I’d definitely fall on the side of maintaining private control over land in many areas, farming is certainly one of those. Even the unending title we have, i think gives an assurance and stability for the primary user of that land.

Those kinds of enduring stability, i’ve come to believe, are a key source of Australian productivity and ingenuity. Where we identify it, i think we should protect it.

Community controlling land mightn’t work out any better either. Scale sometimes blurs issues the individual can see clear as day.

To demonstrate with your farms along a stream example, and i suspect i’m taking what you wrote too far, so bear with me,

where a community controls the land and parcels out responsibilities to work that land it necessarily removes the individual, farmer/owner, from their personal closeness to that place.
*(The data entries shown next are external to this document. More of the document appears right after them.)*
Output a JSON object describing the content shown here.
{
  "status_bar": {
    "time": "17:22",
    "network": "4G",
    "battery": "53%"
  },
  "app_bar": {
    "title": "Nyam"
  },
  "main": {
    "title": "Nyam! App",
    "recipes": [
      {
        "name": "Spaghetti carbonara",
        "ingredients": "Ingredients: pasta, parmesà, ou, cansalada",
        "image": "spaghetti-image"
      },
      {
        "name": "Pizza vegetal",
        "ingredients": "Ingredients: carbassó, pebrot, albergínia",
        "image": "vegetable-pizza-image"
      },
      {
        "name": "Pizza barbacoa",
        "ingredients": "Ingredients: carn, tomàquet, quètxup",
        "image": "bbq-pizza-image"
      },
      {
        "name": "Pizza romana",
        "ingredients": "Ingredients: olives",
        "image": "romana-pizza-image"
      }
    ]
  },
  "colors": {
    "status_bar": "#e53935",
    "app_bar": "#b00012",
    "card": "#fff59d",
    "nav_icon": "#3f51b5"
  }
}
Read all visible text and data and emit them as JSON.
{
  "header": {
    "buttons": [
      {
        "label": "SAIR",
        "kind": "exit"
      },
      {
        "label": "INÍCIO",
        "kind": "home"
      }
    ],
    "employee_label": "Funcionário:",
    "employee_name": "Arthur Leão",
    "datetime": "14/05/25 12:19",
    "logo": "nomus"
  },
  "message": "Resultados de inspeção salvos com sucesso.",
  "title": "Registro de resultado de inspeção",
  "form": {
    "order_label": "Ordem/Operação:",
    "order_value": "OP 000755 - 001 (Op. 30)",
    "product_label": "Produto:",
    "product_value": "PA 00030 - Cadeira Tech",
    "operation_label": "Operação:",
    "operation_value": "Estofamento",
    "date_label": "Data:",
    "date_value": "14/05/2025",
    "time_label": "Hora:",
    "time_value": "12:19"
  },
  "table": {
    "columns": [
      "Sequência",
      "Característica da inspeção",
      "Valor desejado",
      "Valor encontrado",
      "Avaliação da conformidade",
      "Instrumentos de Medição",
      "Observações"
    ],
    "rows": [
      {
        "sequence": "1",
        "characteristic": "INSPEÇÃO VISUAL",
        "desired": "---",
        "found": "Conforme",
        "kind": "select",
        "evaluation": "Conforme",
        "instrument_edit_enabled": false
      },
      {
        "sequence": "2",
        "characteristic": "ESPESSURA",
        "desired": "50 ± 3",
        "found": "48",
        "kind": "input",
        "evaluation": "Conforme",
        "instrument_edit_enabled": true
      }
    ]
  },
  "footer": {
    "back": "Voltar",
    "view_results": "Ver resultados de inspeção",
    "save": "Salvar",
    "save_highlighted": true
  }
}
I could very easily imagine a scenario where that 50th farmer down stream doesn’t notice or even know about the toxic stream going by their farm because they simply aren’t that closely invested in the place they’re in. After all its often farmers themselves who call an alarm on environmental issues. Farmers were some of the first to link the toxic run off to Dupont in the US beacuse they saw it in the environment they knew best.

I think theres one idea rising in the European zeitgeist. That of Citizen’s Assemblies. The bringing of a representative/randommised sample of people face to face, to participate and make the democratic decisions, could help us here as well.

I think so, so many of our intractable problems come down to a lack of discursive clarity. Citizens Assemblies is at least a model that attempts to improve that.